I want to solve this integral and need some directions. $$\int^1_0\frac{dx}{\sqrt{x+3}-1}$$ I decided to call $x+3 = t^2 \rightarrow 2tdt = dx$ then : $$\int^1_0 \frac {2tdt}{t^2-1}$$ Now what should I do? call $t^2-1 = u$ ? and do the same thing on u?
Thanks!

• OK, but after I do that I get this: $$\int^1_0 \frac{du}{u} \rightarrow ln|t^2-1| = ln|x+3-1| = ln|x+2|$$ and this is not the F(x) of this function. – Ofir Attia May 16 '13 at 11:08
• You have got your expression wrong in the second expression. $\sqrt{x+3}=t$ right? Your expression is $\int\dfrac{2tdt}{t-1}$ – Inceptio May 16 '13 at 11:13
• no I set it $t^2$ ( without the square root ). – Ofir Attia May 16 '13 at 11:15
• I write it again: $$\int \frac{dx}{\sqrt{x+3}-1}$$ then: $t^2=x+3$ and $t=\sqrt{x+3}$ and the derivative is: $2tdt=dx$ after that we get : $$\int \frac{2tdt}{t-1}$$ now what? I can seperate them like : $$\int (2+ \frac{2}{t-1})dt$$? – Ofir Attia May 16 '13 at 11:21
• Indeed. You could write this as an answer to your own question (presumably you know how to do the last integral). – Lord_Farin May 16 '13 at 11:42

Hints:

Plug in $\sqrt{x+3}=t^2$, $dx=4t^3 dt$

$\int \dfrac{4t^3}{t^2-1}=\int\dfrac{2t^2}{t-1}+ \int\dfrac{2t^2}{t+1}$

Now use integration by parts for the each of the expression.

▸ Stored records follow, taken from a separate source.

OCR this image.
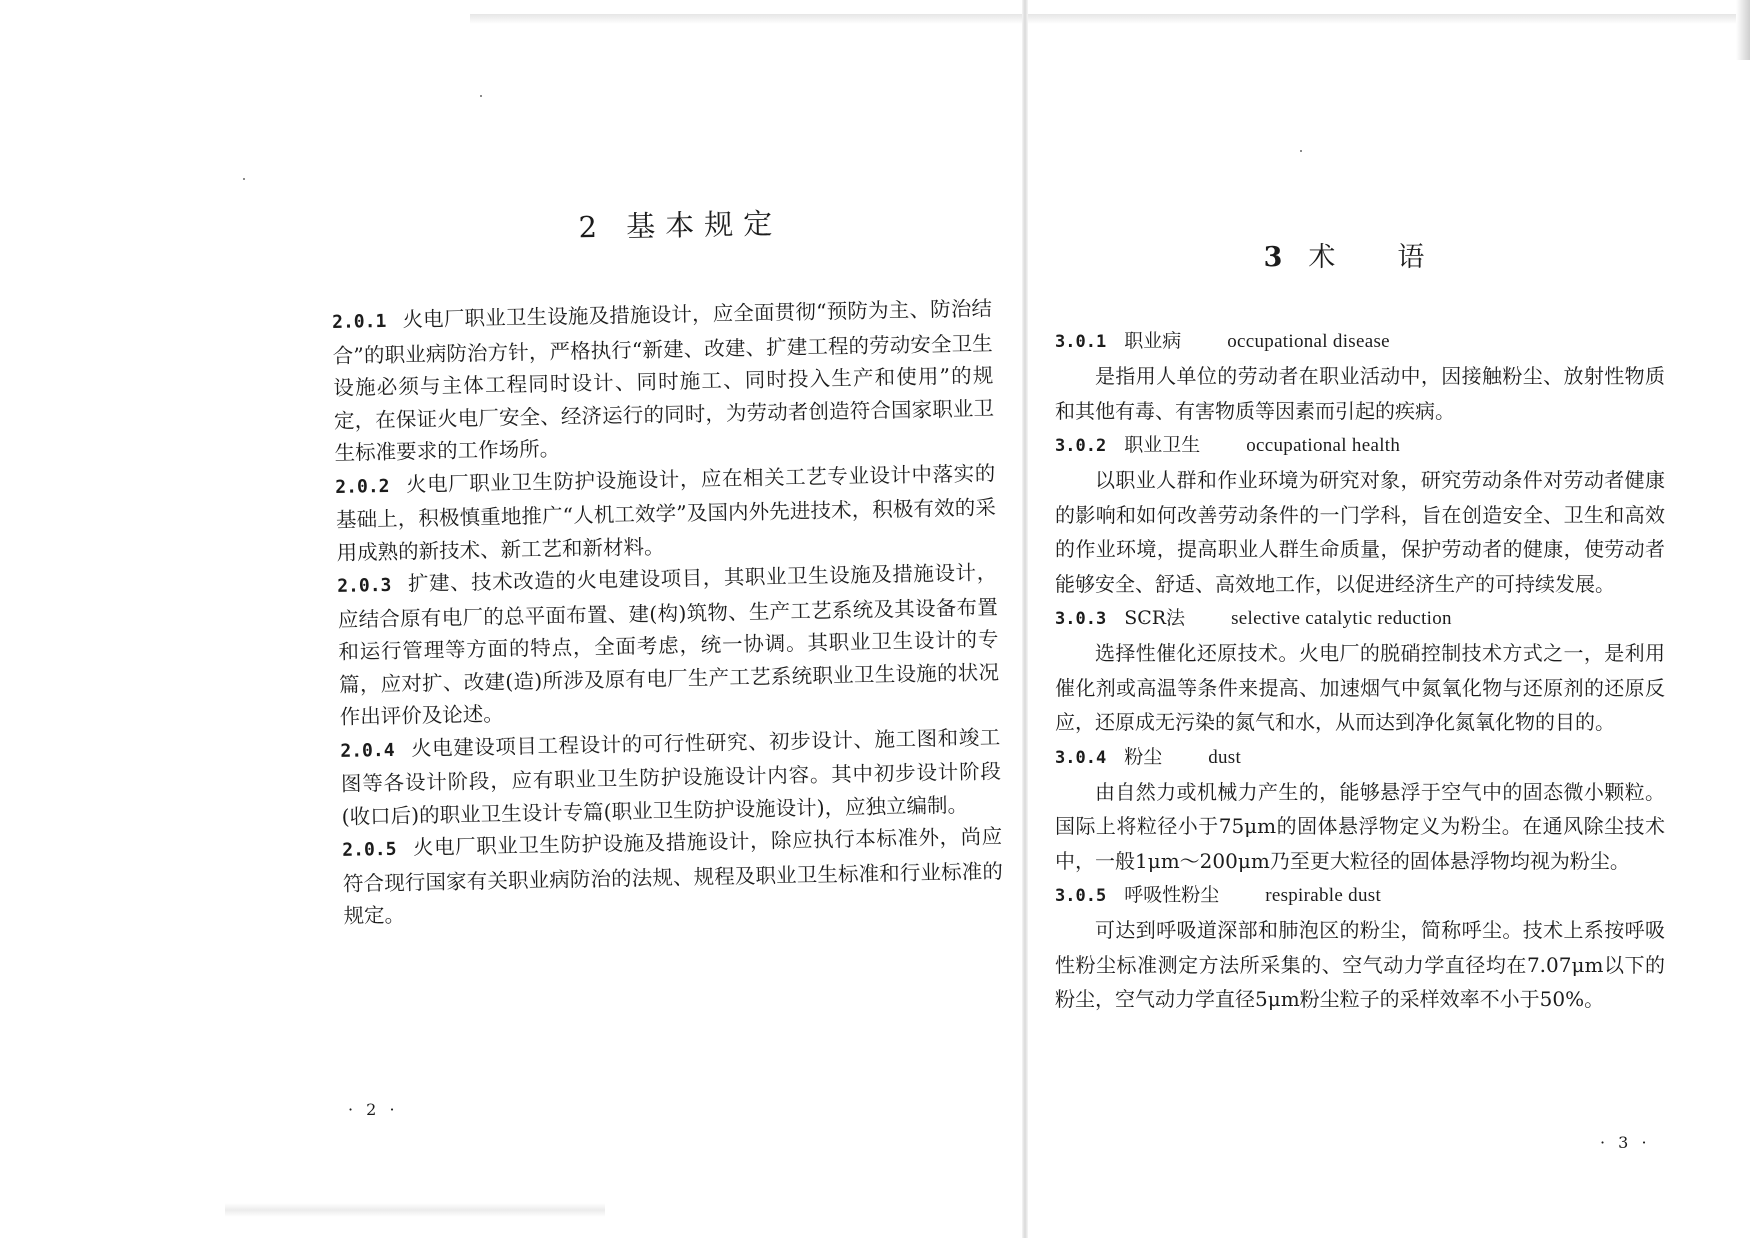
2 基本规定

2.0.1 火电厂职业卫生设施及措施设计，应全面贯彻“预防为主、防治结合”的职业病防治方针，严格执行“新建、改建、扩建工程的劳动安全卫生设施必须与主体工程同时设计、同时施工、同时投入生产和使用”的规定，在保证火电厂安全、经济运行的同时，为劳动者创造符合国家职业卫生标准要求的工作场所。

2.0.2 火电厂职业卫生防护设施设计，应在相关工艺专业设计中落实的基础上，积极慎重地推广“人机工效学”及国内外先进技术，积极有效的采用成熟的新技术、新工艺和新材料。

2.0.3 扩建、技术改造的火电建设项目，其职业卫生设施及措施设计，应结合原有电厂的总平面布置、建(构)筑物、生产工艺系统及其设备布置和运行管理等方面的特点，全面考虑，统一协调。其职业卫生设计的专篇，应对扩、改建(造)所涉及原有电厂生产工艺系统职业卫生设施的状况作出评价及论述。

2.0.4 火电建设项目工程设计的可行性研究、初步设计、施工图和竣工图等各设计阶段，应有职业卫生防护设施设计内容。其中初步设计阶段(收口后)的职业卫生设计专篇(职业卫生防护设施设计)，应独立编制。

2.0.5 火电厂职业卫生防护设施及措施设计，除应执行本标准外，尚应符合现行国家有关职业病防治的法规、规程及职业卫生标准和行业标准的规定。

· 2 ·
3 术语

3.0.1 职业病 occupational disease

是指用人单位的劳动者在职业活动中，因接触粉尘、放射性物质和其他有毒、有害物质等因素而引起的疾病。

3.0.2 职业卫生 occupational health

以职业人群和作业环境为研究对象，研究劳动条件对劳动者健康的影响和如何改善劳动条件的一门学科，旨在创造安全、卫生和高效的作业环境，提高职业人群生命质量，保护劳动者的健康，使劳动者能够安全、舒适、高效地工作，以促进经济生产的可持续发展。

3.0.3 SCR法 selective catalytic reduction

选择性催化还原技术。火电厂的脱硝控制技术方式之一，是利用催化剂或高温等条件来提高、加速烟气中氮氧化物与还原剂的还原反应，还原成无污染的氮气和水，从而达到净化氮氧化物的目的。

3.0.4 粉尘 dust

由自然力或机械力产生的，能够悬浮于空气中的固态微小颗粒。国际上将粒径小于75μm的固体悬浮物定义为粉尘。在通风除尘技术中，一般1μm～200μm乃至更大粒径的固体悬浮物均视为粉尘。

3.0.5 呼吸性粉尘 respirable dust

可达到呼吸道深部和肺泡区的粉尘，简称呼尘。技术上系按呼吸性粉尘标准测定方法所采集的、空气动力学直径均在7.07μm以下的粉尘，空气动力学直径5μm粉尘粒子的采样效率不小于50%。

· 3 ·
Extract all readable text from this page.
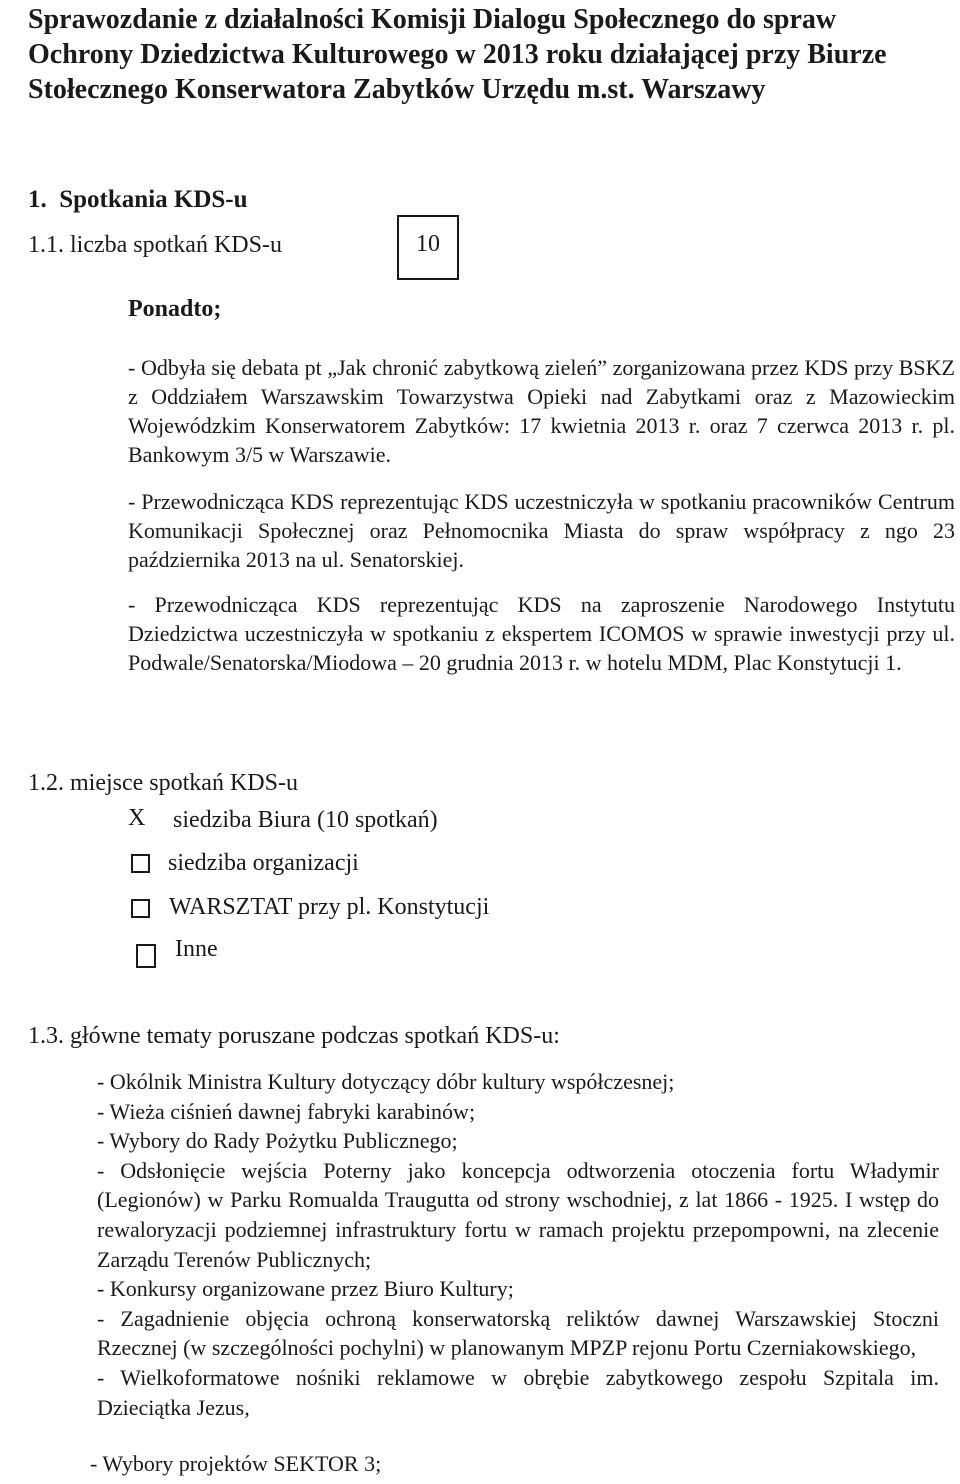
Sprawozdanie z działalności Komisji Dialogu Społecznego do spraw
Ochrony Dziedzictwa Kulturowego w 2013 roku działającej przy Biurze
Stołecznego Konserwatora Zabytków Urzędu m.st. Warszawy
1.  Spotkania KDS-u
1.1. liczba spotkań KDS-u	10
Ponadto;
- Odbyła się debata pt „Jak chronić zabytkową zieleń” zorganizowana przez KDS przy BSKZ z Oddziałem Warszawskim Towarzystwa Opieki nad Zabytkami oraz z Mazowieckim Wojewódzkim Konserwatorem Zabytków: 17 kwietnia 2013 r. oraz 7 czerwca 2013 r. pl. Bankowym 3/5 w Warszawie.
- Przewodnicząca KDS reprezentując KDS uczestniczyła w spotkaniu pracowników Centrum Komunikacji Społecznej oraz Pełnomocnika Miasta do spraw współpracy z ngo 23 października 2013 na ul. Senatorskiej.
- Przewodnicząca KDS reprezentując KDS na zaproszenie Narodowego Instytutu Dziedzictwa uczestniczyła w spotkaniu z ekspertem ICOMOS w sprawie inwestycji przy ul. Podwale/Senatorska/Miodowa – 20 grudnia 2013 r. w hotelu MDM, Plac Konstytucji 1.
1.2. miejsce spotkań KDS-u
X siedziba Biura (10 spotkań)
siedziba organizacji
WARSZTAT przy pl. Konstytucji
Inne
1.3. główne tematy poruszane podczas spotkań KDS-u:
- Okólnik Ministra Kultury dotyczący dóbr kultury współczesnej;
- Wieża ciśnień dawnej fabryki karabinów;
- Wybory do Rady Pożytku Publicznego;
- Odsłonięcie wejścia Poterny jako koncepcja odtworzenia otoczenia fortu Władymir (Legionów) w Parku Romualda Traugutta od strony wschodniej, z lat 1866 - 1925. I wstęp do rewaloryzacji podziemnej infrastruktury fortu w ramach projektu przepompowni, na zlecenie Zarządu Terenów Publicznych;
- Konkursy organizowane przez Biuro Kultury;
- Zagadnienie objęcia ochroną konserwatorską reliktów dawnej Warszawskiej Stoczni Rzecznej (w szczególności pochylni) w planowanym MPZP rejonu Portu Czerniakowskiego,
- Wielkoformatowe nośniki reklamowe w obrębie zabytkowego zespołu Szpitala im. Dzieciątka Jezus,
- Wybory projektów SEKTOR 3;
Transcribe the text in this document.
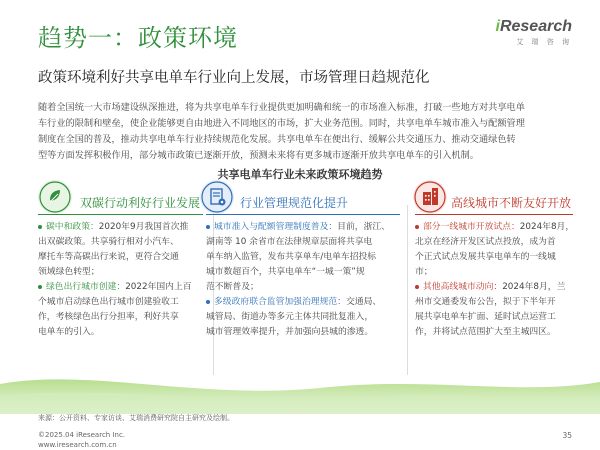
趋势一：政策环境	iResearch
艾 瑞 咨 询
政策环境利好共享电单车行业向上发展，市场管理日趋规范化
随着全国统一大市场建设纵深推进，将为共享电单车行业提供更加明确和统一的市场准入标准，打破一些地方对共享电单
车行业的限制和壁垒，使企业能够更自由地进入不同地区的市场，扩大业务范围。同时，共享电单车城市准入与配额管理
制度在全国的普及，推动共享电单车行业持续规范化发展。共享电单车在便出行、缓解公共交通压力、推动交通绿色转
型等方面发挥积极作用，部分城市政策已逐渐开放，预测未来将有更多城市逐渐开放共享电单车的引入机制。
共享电单车行业未来政策环境趋势
双碳行动利好行业发展
碳中和政策：2020年9月我国首次推
出双碳政策。共享骑行相对小汽车、
摩托车等高碳出行来说，更符合交通
领域绿色转型；
绿色出行城市创建：2022年国内上百
个城市启动绿色出行城市创建验收工
作，考核绿色出行分担率，利好共享
电单车的引入。
行业管理规范化提升
城市准入与配额管理制度普及：目前，浙江、
湖南等 10 余省市在法律规章层面将共享电
单车纳入监管，发布共享单车/电单车招投标
城市数超百个，共享电单车“一城一策”规
范不断普及；
多级政府联合监管加强治理规范：交通局、
城管局、街道办等多元主体共同批复准入，
城市管理效率提升，并加强向县城的渗透。
高线城市不断友好开放
部分一线城市开放试点：2024年8月，
北京在经济开发区试点投放，成为首
个正式试点发展共享电单车的一线城
市；
其他高线城市动向：2024年8月，兰
州市交通委发布公告，拟于下半年开
展共享电单车扩面、延时试点运营工
作，并将试点范围扩大至主城四区。
来源：公开资料、专家访谈、艾瑞消费研究院自主研究及绘制。
©2025.04 iResearch Inc.
www.iresearch.com.cn
35
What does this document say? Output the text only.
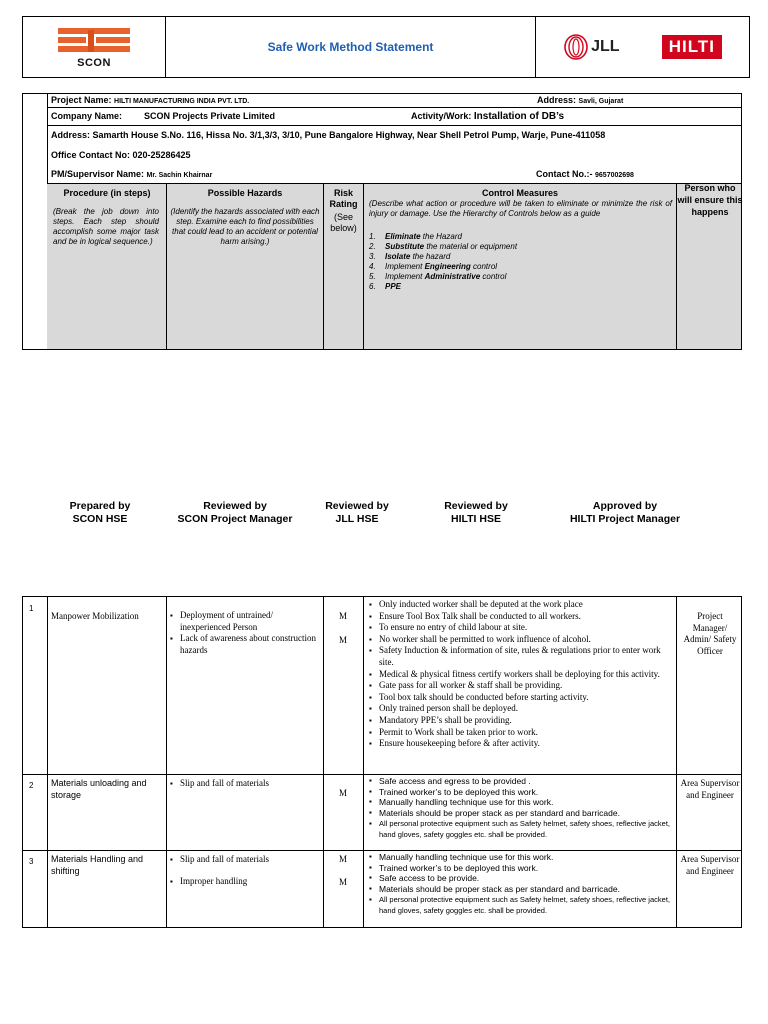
SCON
Safe Work Method Statement	JLL	HILTI
Project Name: HILTI MANUFACTURING INDIA PVT. LTD.	Address: Savli, Gujarat
Company Name: SCON Projects Private Limited	Activity/Work: Installation of DB’s
Address: Samarth House S.No. 116, Hissa No. 3/1,3/3, 3/10, Pune Bangalore Highway, Near Shell Petrol Pump, Warje, Pune-411058
Office Contact No: 020-25286425
PM/Supervisor Name: Mr. Sachin Khairnar	Contact No.:- 9657002698
Procedure (in steps)
(Break the job down into steps. Each step should accomplish some major task and be in logical sequence.)
Possible Hazards
(Identify the hazards associated with each step. Examine each to find possibilities that could lead to an accident or potential harm arising.)
Risk Rating
(See below)
Control Measures
(Describe what action or procedure will be taken to eliminate or minimize the risk of injury or damage. Use the Hierarchy of Controls below as a guide
1. Eliminate the Hazard
2. Substitute the material or equipment
3. Isolate the hazard
4. Implement Engineering control
5. Implement Administrative control
6. PPE
Person who will ensure this happens
Prepared by
SCON HSE
Reviewed by
SCON Project Manager
Reviewed by
JLL HSE
Reviewed by
HILTI HSE
Approved by
HILTI Project Manager
1
Manpower Mobilization
▪	Deployment of untrained/ inexperienced Person
▪ Lack of awareness about construction hazards
M
M
▪ Only inducted worker shall be deputed at the work place
▪ Ensure Tool Box Talk shall be conducted to all workers.
▪ To ensure no entry of child labour at site.
▪ No worker shall be permitted to work influence of alcohol.
▪ Safety Induction & information of site, rules & regulations prior to enter work site.
▪ Medical & physical fitness certify workers shall be deploying for this activity.
▪ Gate pass for all worker & staff shall be providing.
▪ Tool box talk should be conducted before starting activity.
▪ Only trained person shall be deployed.
▪ Mandatory PPE’s shall be providing.
▪ Permit to Work shall be taken prior to work.
▪ Ensure housekeeping before & after activity.
Project Manager/ Admin/ Safety Officer
2 Materials unloading and storage
▪ Slip and fall of materials
M
▪ Safe access and egress to be provided .
▪ Trained worker’s to be deployed this work.
▪ Manually handling technique use for this work.
▪ Materials should be proper stack as per standard and barricade.
▪ All personal protective equipment such as Safety helmet, safety shoes, reflective jacket, hand gloves, safety goggles etc. shall be provided.
Area Supervisor and Engineer
3 Materials Handling and shifting
▪ Slip and fall of materials
▪ Improper handling
M
M
▪ Manually handling technique use for this work.
▪ Trained worker’s to be deployed this work.
▪ Safe access to be provide.
▪ Materials should be proper stack as per standard and barricade.
▪ All personal protective equipment such as Safety helmet, safety shoes, reflective jacket, hand gloves, safety goggles etc. shall be provided.
Area Supervisor and Engineer
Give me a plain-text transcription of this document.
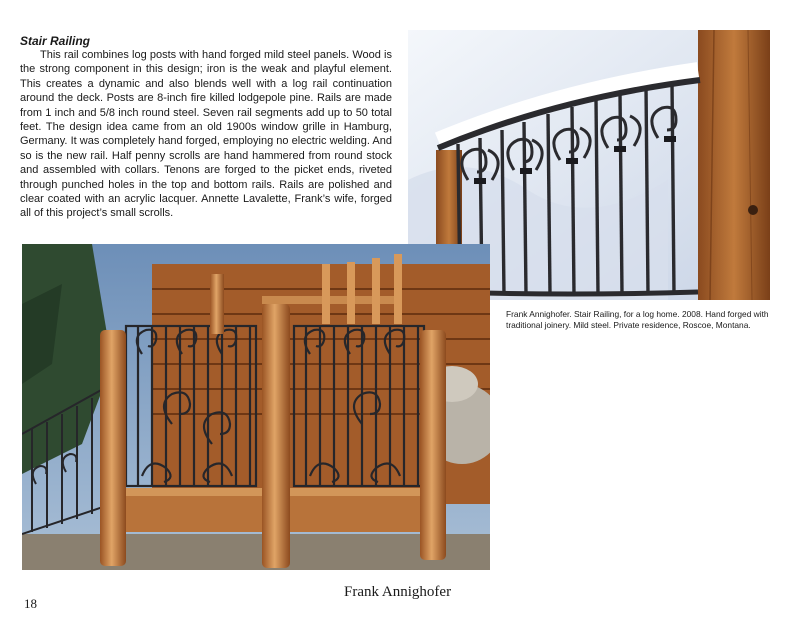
Stair Railing

This rail combines log posts with hand forged mild steel panels. Wood is the strong component in this design; iron is the weak and playful element. This creates a dynamic and also blends well with a log rail continuation around the deck. Posts are 8-inch fire killed lodgepole pine. Rails are made from 1 inch and 5/8 inch round steel. Seven rail segments add up to 50 total feet. The design idea came from an old 1900s window grille in Hamburg, Germany. It was completely hand forged, employing no electric welding. And so is the new rail. Half penny scrolls are hand hammered from round stock and assembled with collars. Tenons are forged to the picket ends, riveted through punched holes in the top and bottom rails. Rails are polished and clear coated with an acrylic lacquer. Annette Lavalette, Frank’s wife, forged all of this project’s small scrolls.

Frank Annighofer. Stair Railing, for a log home. 2008. Hand forged with traditional joinery. Mild steel. Private residence, Roscoe, Montana.
18
Frank Annighofer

Let $\sqrt{x+3}-1=t\implies x=(t+1)^2-3=t^2+2t-2\implies dx=2(t+1)dt$

If $x=0\implies t=\sqrt{3}-1, x=1\implies t=\sqrt{1+3}-1=1$

$$\int^1_0\frac{dx}{\sqrt{x+3}-1}=\int_{\sqrt3-1}^1\frac{2(t+1)}t dt$$

$$=2\int_{\sqrt3-1}^1\left(1+\frac1t\right) dt$$

Can you take it from here?